Respect and recognition of creative minds can contribute to stop brain drain. The policy of equal opportunities to all services, groups and subgroups, creative PSC examination system, fair reward and punishment system can attract talent university graduate. It needs to celebration of result and ending glorifying process. Developing the relationship between supervisor and subordinate as co-workers, enhancing team spirit and group dynamism are other means of motivating employees.

Our bureaucracy must be able to address the problems of the country and the people. People are the job creator. Employees have been receiving their salaries and other benefits from the treasury contributed by citizens in the form of different taxes and royalties. So, bureaucrats are not the ruler of the people. So, such types of conventional thinking pattern and bureaucratic legacy should be dismantled.

The demand of the time is that bureaucracy should be more inclusive.

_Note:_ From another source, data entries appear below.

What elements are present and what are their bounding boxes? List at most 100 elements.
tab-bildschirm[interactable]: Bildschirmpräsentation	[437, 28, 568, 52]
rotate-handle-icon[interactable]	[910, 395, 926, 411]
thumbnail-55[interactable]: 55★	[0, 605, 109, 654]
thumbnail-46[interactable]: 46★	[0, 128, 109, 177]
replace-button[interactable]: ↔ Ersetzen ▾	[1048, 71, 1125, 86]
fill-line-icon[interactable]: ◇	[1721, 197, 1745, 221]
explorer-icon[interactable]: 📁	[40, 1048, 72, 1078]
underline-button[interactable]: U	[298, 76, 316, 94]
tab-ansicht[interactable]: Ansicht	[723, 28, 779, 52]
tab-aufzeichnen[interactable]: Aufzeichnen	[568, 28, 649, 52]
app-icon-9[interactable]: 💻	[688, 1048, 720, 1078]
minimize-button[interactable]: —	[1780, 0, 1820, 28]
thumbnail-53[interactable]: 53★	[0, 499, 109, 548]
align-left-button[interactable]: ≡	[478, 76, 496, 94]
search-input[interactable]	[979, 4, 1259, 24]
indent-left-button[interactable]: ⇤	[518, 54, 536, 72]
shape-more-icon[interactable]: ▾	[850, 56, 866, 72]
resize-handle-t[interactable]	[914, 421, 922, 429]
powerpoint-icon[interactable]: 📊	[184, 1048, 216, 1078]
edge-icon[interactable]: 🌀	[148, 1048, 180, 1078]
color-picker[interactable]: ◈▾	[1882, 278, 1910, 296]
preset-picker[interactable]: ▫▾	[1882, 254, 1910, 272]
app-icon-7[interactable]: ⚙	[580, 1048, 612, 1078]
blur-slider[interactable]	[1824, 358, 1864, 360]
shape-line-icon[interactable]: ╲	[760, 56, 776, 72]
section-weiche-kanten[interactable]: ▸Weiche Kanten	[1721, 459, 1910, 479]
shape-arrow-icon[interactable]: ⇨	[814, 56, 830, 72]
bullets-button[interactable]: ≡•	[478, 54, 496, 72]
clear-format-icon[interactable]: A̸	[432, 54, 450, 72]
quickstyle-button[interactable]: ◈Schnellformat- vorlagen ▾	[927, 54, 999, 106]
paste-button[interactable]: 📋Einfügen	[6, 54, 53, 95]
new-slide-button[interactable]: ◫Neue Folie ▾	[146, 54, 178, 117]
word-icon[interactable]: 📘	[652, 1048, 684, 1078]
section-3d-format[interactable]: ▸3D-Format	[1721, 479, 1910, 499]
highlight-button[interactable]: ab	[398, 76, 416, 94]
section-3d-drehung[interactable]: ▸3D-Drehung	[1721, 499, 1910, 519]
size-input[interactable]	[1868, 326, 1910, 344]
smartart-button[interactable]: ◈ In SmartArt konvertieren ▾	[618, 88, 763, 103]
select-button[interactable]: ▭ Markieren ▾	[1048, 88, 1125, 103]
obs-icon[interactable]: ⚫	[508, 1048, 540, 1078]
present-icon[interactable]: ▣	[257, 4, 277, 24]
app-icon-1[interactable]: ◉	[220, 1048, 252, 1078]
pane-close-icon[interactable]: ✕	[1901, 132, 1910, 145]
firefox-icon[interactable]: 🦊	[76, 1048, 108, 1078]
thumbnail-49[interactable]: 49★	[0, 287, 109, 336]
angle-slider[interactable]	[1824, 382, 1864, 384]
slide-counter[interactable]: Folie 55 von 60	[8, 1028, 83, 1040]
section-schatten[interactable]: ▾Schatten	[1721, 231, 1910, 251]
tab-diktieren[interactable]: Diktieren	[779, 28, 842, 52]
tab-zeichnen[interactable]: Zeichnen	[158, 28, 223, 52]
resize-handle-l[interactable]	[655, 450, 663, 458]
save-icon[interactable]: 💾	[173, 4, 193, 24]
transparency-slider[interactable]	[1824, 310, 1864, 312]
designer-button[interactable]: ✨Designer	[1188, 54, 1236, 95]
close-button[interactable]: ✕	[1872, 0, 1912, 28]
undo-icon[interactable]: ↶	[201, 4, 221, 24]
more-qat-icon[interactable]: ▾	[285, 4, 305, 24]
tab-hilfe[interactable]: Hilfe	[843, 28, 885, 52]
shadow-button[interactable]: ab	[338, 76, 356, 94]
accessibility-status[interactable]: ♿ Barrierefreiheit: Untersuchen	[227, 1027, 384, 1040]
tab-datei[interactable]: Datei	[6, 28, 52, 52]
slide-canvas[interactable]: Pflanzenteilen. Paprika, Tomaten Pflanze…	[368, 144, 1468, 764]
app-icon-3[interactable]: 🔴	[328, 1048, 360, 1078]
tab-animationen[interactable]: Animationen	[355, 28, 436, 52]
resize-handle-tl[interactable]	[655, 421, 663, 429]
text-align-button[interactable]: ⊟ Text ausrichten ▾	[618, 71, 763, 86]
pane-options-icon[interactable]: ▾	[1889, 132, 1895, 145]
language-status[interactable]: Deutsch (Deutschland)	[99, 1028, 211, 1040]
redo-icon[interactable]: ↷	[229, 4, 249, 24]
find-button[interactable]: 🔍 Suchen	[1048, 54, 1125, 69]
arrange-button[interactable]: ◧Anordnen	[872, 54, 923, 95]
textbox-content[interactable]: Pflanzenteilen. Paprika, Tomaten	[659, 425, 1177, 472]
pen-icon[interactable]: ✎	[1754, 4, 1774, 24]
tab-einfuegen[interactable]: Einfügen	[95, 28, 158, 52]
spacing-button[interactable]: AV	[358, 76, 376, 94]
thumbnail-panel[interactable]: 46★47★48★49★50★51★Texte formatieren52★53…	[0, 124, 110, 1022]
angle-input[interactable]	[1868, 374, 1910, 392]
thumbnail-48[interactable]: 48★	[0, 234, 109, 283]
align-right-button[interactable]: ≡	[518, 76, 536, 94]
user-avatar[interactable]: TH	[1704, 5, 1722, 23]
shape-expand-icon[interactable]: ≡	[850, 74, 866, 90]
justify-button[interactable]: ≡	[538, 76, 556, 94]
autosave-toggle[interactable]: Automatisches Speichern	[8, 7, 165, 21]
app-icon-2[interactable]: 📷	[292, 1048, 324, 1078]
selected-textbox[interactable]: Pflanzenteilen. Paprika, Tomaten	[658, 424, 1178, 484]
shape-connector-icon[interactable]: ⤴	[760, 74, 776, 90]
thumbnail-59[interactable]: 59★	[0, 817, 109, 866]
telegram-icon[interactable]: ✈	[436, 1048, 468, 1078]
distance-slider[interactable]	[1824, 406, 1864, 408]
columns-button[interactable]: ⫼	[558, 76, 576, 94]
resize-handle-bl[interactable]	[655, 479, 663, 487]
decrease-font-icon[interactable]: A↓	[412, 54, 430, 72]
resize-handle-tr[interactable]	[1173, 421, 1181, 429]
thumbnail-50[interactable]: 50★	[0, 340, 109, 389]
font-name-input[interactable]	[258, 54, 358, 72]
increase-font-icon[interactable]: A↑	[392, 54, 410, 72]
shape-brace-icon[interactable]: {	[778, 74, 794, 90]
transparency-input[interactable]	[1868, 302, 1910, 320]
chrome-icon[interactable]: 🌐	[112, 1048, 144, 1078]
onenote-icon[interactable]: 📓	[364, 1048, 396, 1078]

So, it should respect the aspirations of the Women, Indigenous people, Dalits, Madesis, Disabled, Deprived, Marginalized and Suppressed groups and communities. For this, the civil service must be inclusive for certain decades. Some seats of bureaucracy must be reserved as well as empowerment campaigns should be launched side by side. All types of provisions related to the discrimination on the basis of economic, social, cultural, political, religion, as well as race and gender must be strictly eliminated.

We have to build hundreds of infrastructure projects, ensure better healthcare and education system, and improve service delivery, and overall governance system to achieve the long term vision- Prosperous Nepal, Happy Nepali.

From the above explanation of deconstruction ideas it can be concluded that for the sake of country and the people, deconstruction of bureaucracy demands revisiting history, rebuilding structure, redefining norms and values, recreating cultures and traditions, remaking laws and policies, reorganizing tasks and jobs, reshaping behavior and practice, reorienting ethics and integrity, reordering priorities, reestablishing images and identity and so forth whatever barriers and hurdles in the course of reform and development.

For this, existing bureaucracy should be deconstructed by means of rebuilding its structure goal oriented, remaking its laws and policies development oriented, and redesigning its plans and programs result oriented, and reshaping employees behavior human friendly.